The research of earth system science needs to apply large-scale scientific instruments and equipment and ultra-large-scale computing facilities to process PB and TB geo-spatial data sets.
Modern earth system science research involves a large number of multidisciplinary and interdisciplinary problem solving, so it needs a collaborative multidisciplinary resource sharing platform and technical standards and norms for using the platform.
The research of earth system science should not be an isolated behavior, but should be studied together with the world, and the resource sharing platform can participate in the world e-Research and Geo Grid grid construction.
Supercomputing facilities for basic research of earth system science in China are poor, especially in universities, which need to increase investment and integrate our basic research resources.
Establish a basic research platform for earth science supercomputing and geospatial data processing.
Multi-disciplinary resource sharing environment and earth science grid computing environment for the purpose of basic research of earth science.
Develop middleware with super parallel computing, distributed collaborative processing and multidisciplinary resources, as well as related application basic research.
To lay a foundation for participating in a larger national and even world-class research grid R&D. ..
refer to
Wang, Zhao, Qiu, Yin Hongfu. In 2003, the future of earth science education in China was viewed from the implementation of sustainable development strategy. Expert opinion of the Science and Technology Committee of the Ministry of Education,No. 1 1 (25 in total).
Gong Jianhua, Lin Hui. 200 1. Virtual geographical environment-the geographical perspective of online virtual reality. The frontier of contemporary science. Beijing: Higher Education Press.
Jiang Bin, Bo Huang, Lu Feng. 2002. Spatial analysis and geographical visualization in GIS environment. The frontier of contemporary science. Beijing: Higher Education Press.
Jianguo Wu. 2000. Landscape Ecology-Pattern, Process, Scale and Grade. The frontier of contemporary science. Beijing: Higher Education Press.
Pu Duanliang, Gong Peng. 2000. Hyperspectral remote sensing and its application. The frontier of contemporary science. Beijing: Higher Education Press.
Zhang youxue, yin an. 2002. Structure, evolution and dynamics of the earth. The frontier of contemporary science. Beijing: Higher Education Press.
Chen Changsheng. 2003. Dynamics and model of marine ecosystem. The frontier of contemporary science. Beijing: Higher Education Press.
Length Foster, C.Kesselman.2005 Grid computing (English version). Beijing: Machinery Industry Press.
A. Grama, A. Gupta, G. Karipis and V. Kumar (translated by Zhang Wu, etc.), 2005. Introduction to parallel computing. Beijing: Machinery Industry Press.
J. Douato, S. Aramanchili and L. Ni (translated by Zhang Minxuan et al.), 2004. Parallel computer internet technology--an engineering method. Beijing: Electronic Industry Press.
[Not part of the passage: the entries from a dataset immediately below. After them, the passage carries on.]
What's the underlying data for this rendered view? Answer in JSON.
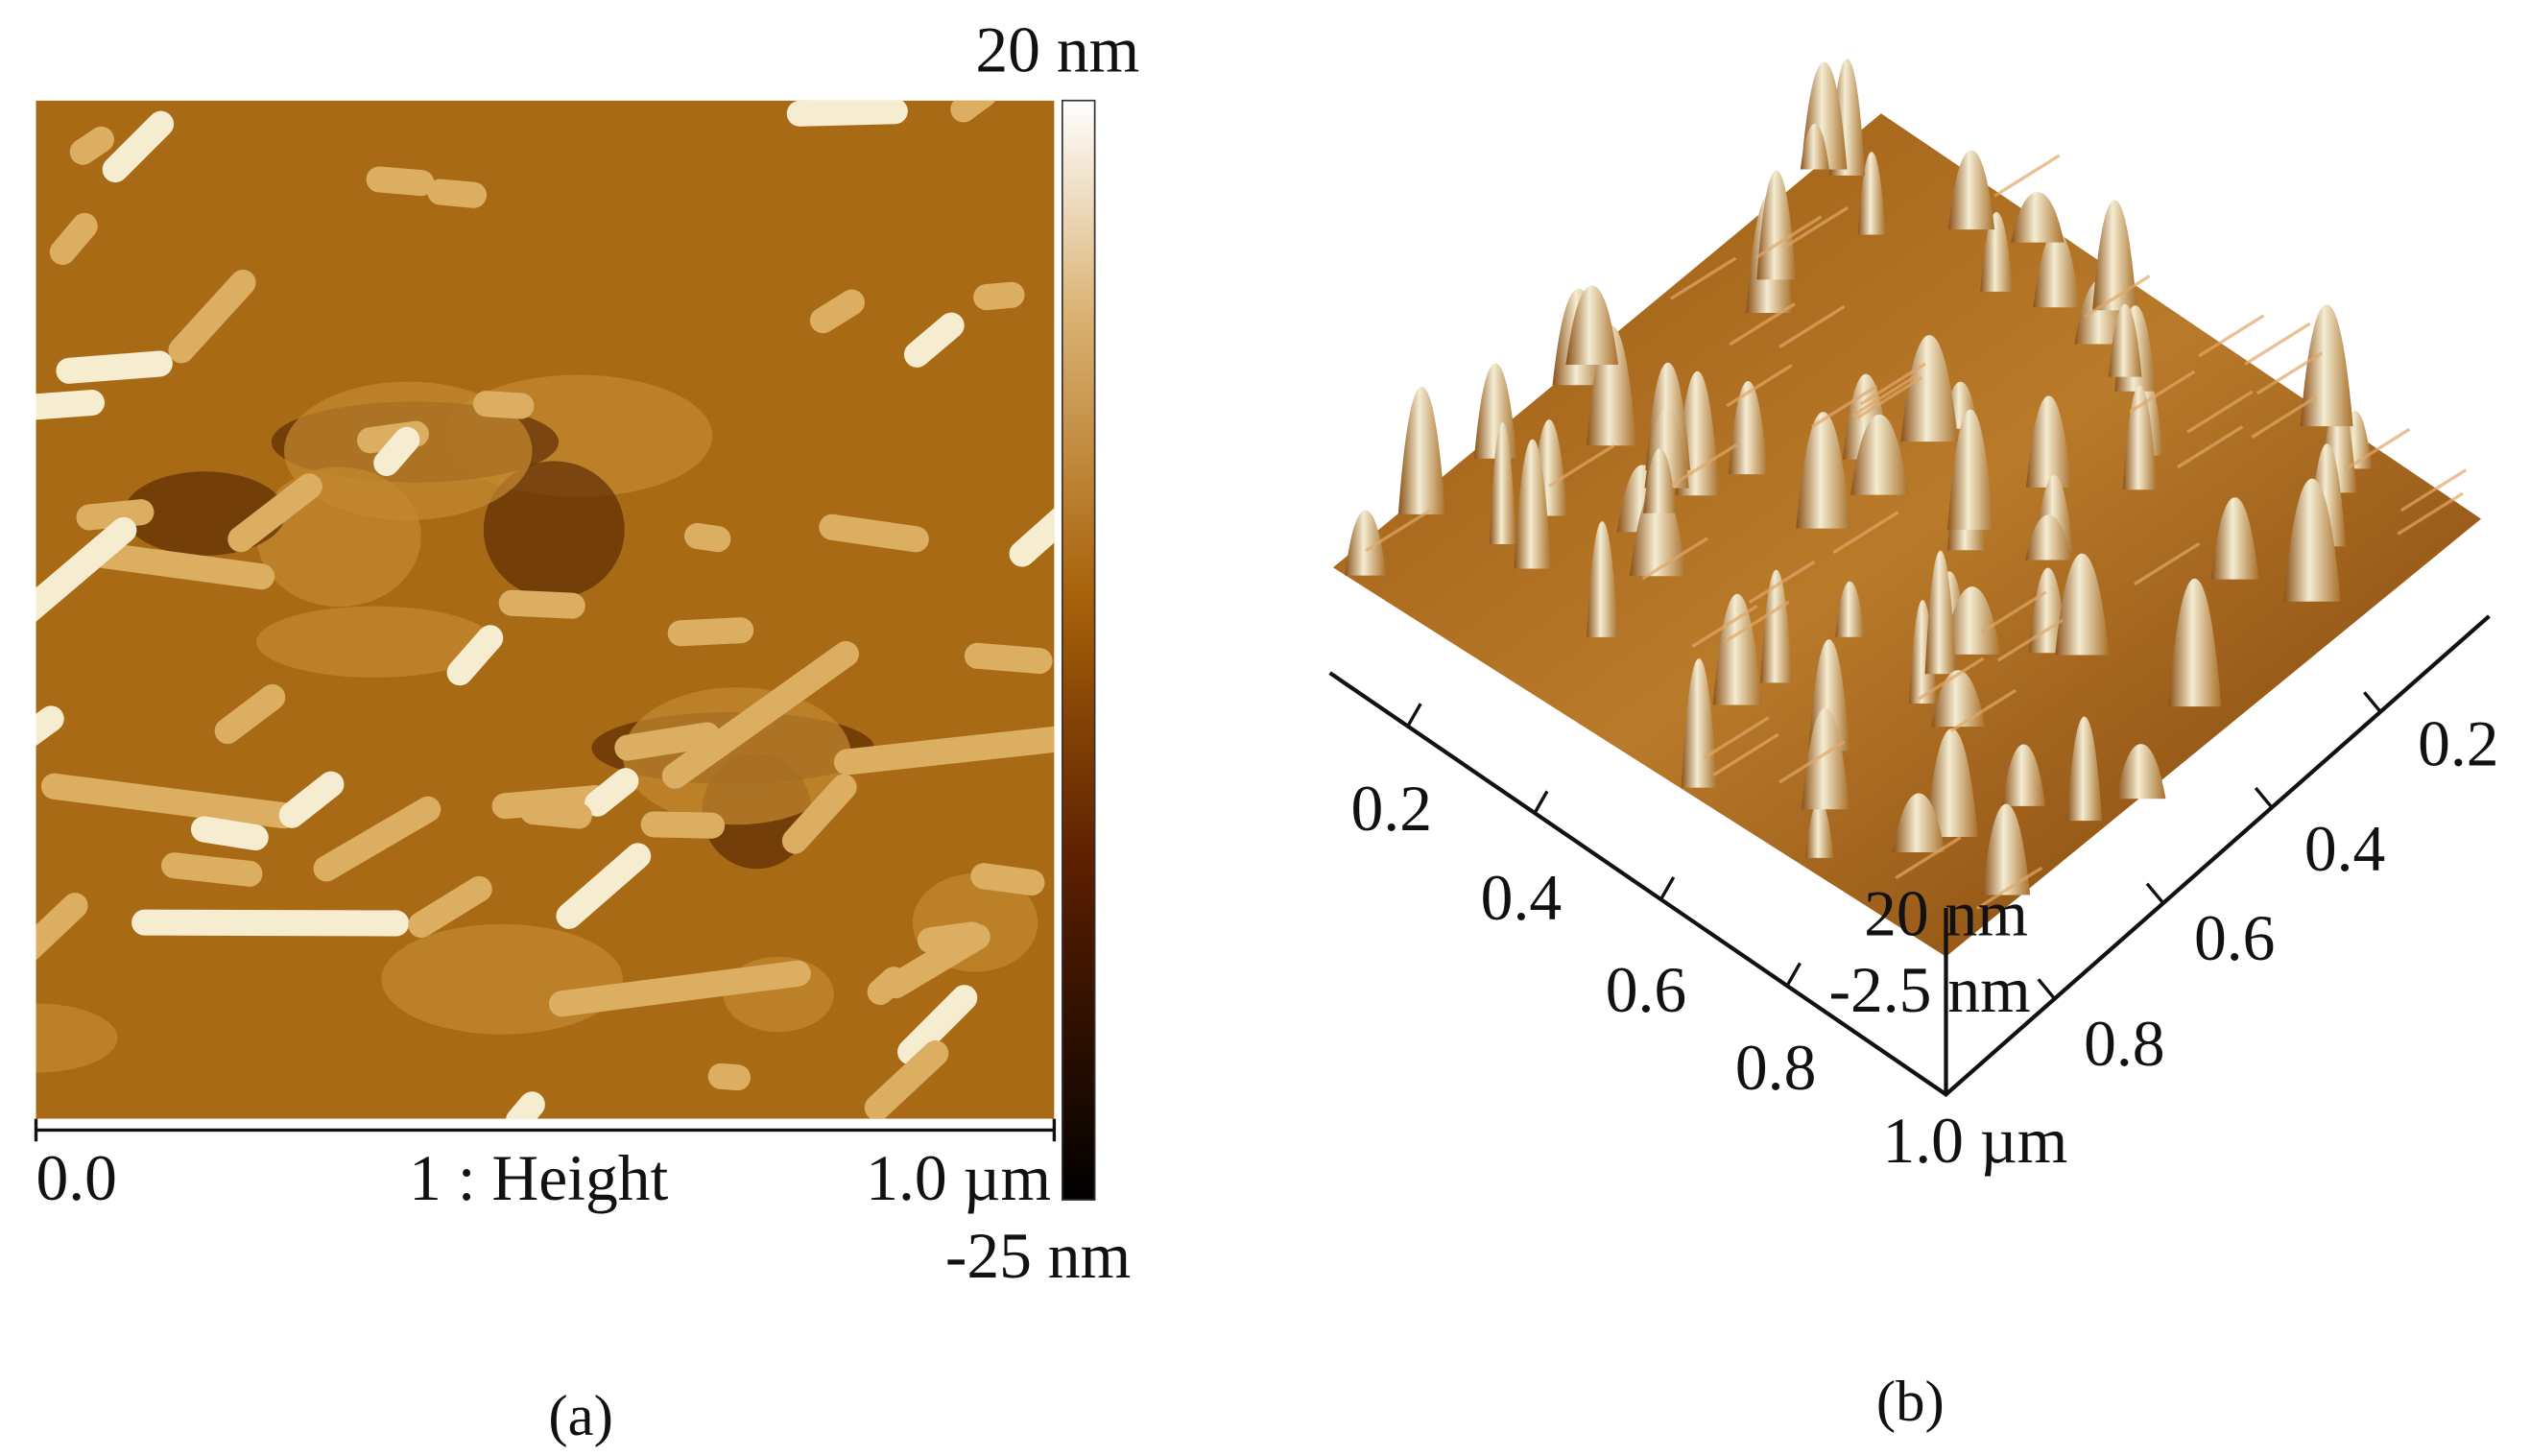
{
  "panel_a": {
    "scale_max": "20 nm",
    "scale_min": "-25 nm",
    "axis_start": "0.0",
    "channel": "1 :  Height",
    "axis_end": "1.0 µm",
    "caption": "(a)"
  },
  "panel_b": {
    "left_axis_ticks": [
      "0.2",
      "0.4",
      "0.6",
      "0.8",
      "1.0 µm"
    ],
    "right_axis_ticks": [
      "0.2",
      "0.4",
      "0.6",
      "0.8"
    ],
    "z_max": "20 nm",
    "z_min": "-2.5 nm",
    "caption": "(b)"
  }
}
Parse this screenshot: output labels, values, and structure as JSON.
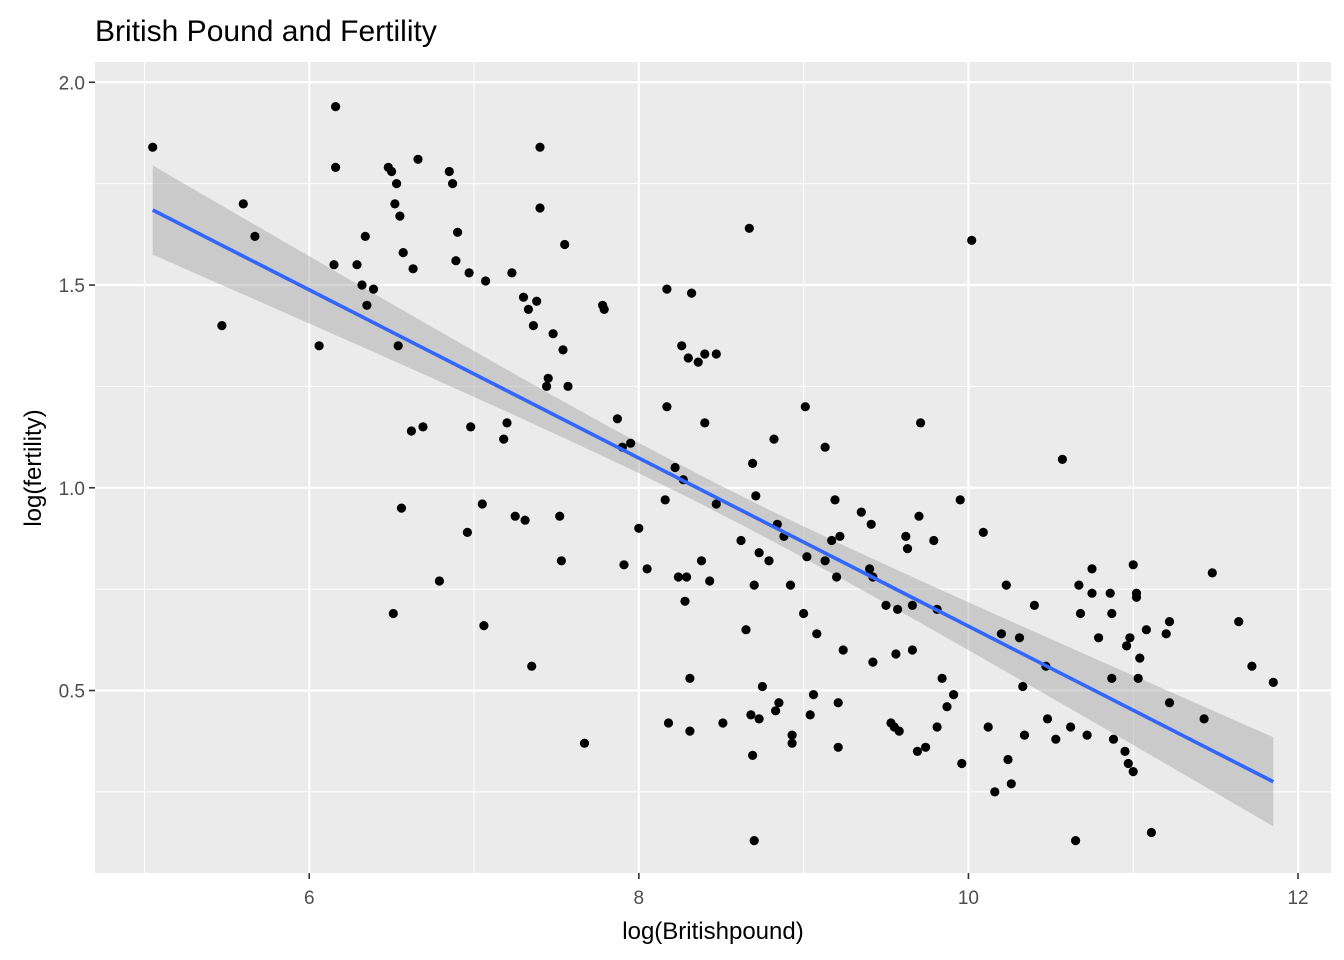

G.Tel (translated by Huo Hongwei). 2004. Introduction of distributed algorithm. Beijing: Machinery Industry Press.
W. Stalins (translated by Qi, et al.), 2003. High-speed network and internet-performance and quality of service. Beijing: Electronic Industry Press.
R. Buya (translated by Zheng Weimin, etc. ) .2001.High performance cluster computing-structure and system. Beijing: Electronic Industry Press.
R. Buya (translated by Zheng Weimin, etc.). High performance cluster computing-programming and application. Beijing: Electronic Industry Press.